The teacher? He’s circling the room, having individual conversations with students on the results of the formative assessment. He banters with kids, asking clarifying questions to groups and providing feedback on their progress to date. With a few minutes to go in the period, he asks the students to consult their project rubric and complete an online exit slip in the form of an email to him, analyzing progress to the learning goal. These, in conjunction with the formative assessment, he’ll use to revise tomorrow’s lesson. With a minute to go, kids logout, power their machines down, and return them to the cart. There is a clear sense to the kids that the period went by too quickly, and students discuss how they’ll get on the wiki tonight to develop their work. One remembers that he has a great grandfather who was in World War Two; maybe he’ll call him tonight about Skyping into the class….
Scenario C:
In an 8th grade Language Arts classroom, the teacher is a huge fan of the Beat Movement in American Poetry.

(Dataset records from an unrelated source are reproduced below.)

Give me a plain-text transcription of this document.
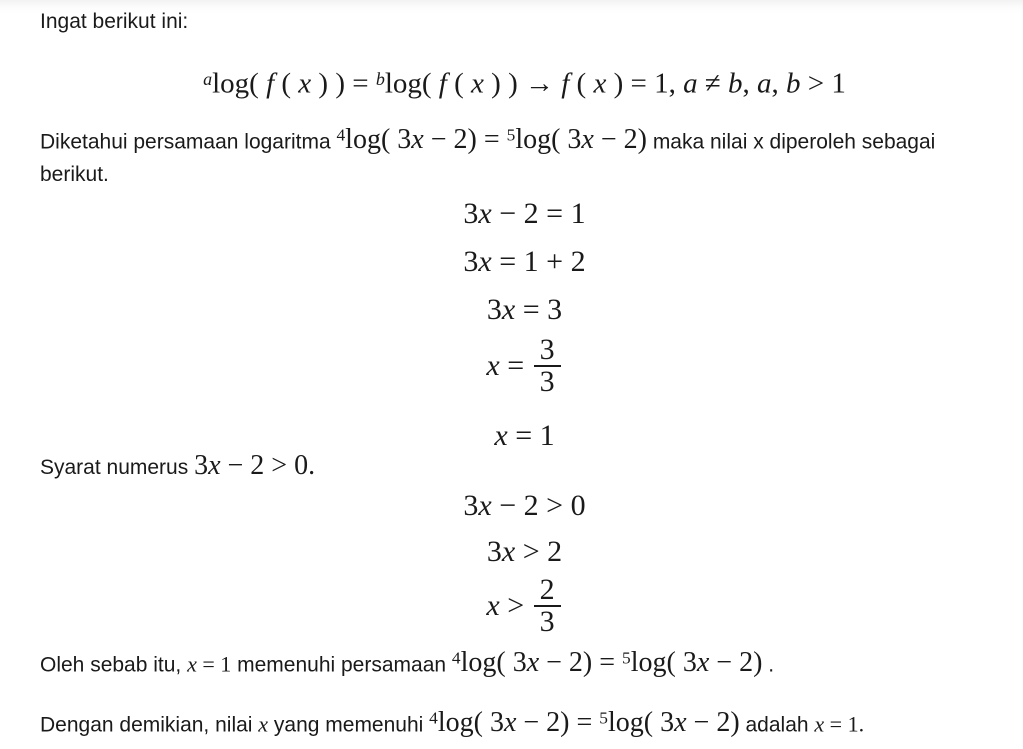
Ingat berikut ini:

$^a$log( f ( x ) ) = $^b$log( f ( x ) ) → f ( x ) = 1, a ≠ b, a, b > 1

Diketahui persamaan logaritma $^4$log( 3x − 2) = $^5$log( 3x − 2) maka nilai x diperoleh sebagai
berikut.

3x − 2 = 1
3x = 1 + 2
3x = 3
$x = \frac{3}{3}$
x = 1

Syarat numerus 3x − 2 > 0.

3x − 2 > 0
3x > 2
$x > \frac{2}{3}$

Oleh sebab itu, x = 1 memenuhi persamaan $^4$log( 3x − 2) = $^5$log( 3x − 2) .

Dengan demikian, nilai x yang memenuhi $^4$log( 3x − 2) = $^5$log( 3x − 2) adalah x = 1.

To celebrate the period, the teacher has set up the following assignment: Students are to write a poem, and then use free, online podcasting software to create an audio file. The requirements of the podcast (audio file) are the following:
Must use an intro piece of music to precede the music.
Must include three or four sound effects.
Must include a closing piece of music to follow the narration.
Students will then play their podcasts in the classroom, while bringing in cookies and juice. Lights will be dimmed and students are encouraged to play the part by wearing black turtlenecks and berets. Students will listen to each other’s work and applaud and snap their fingers in appreciation.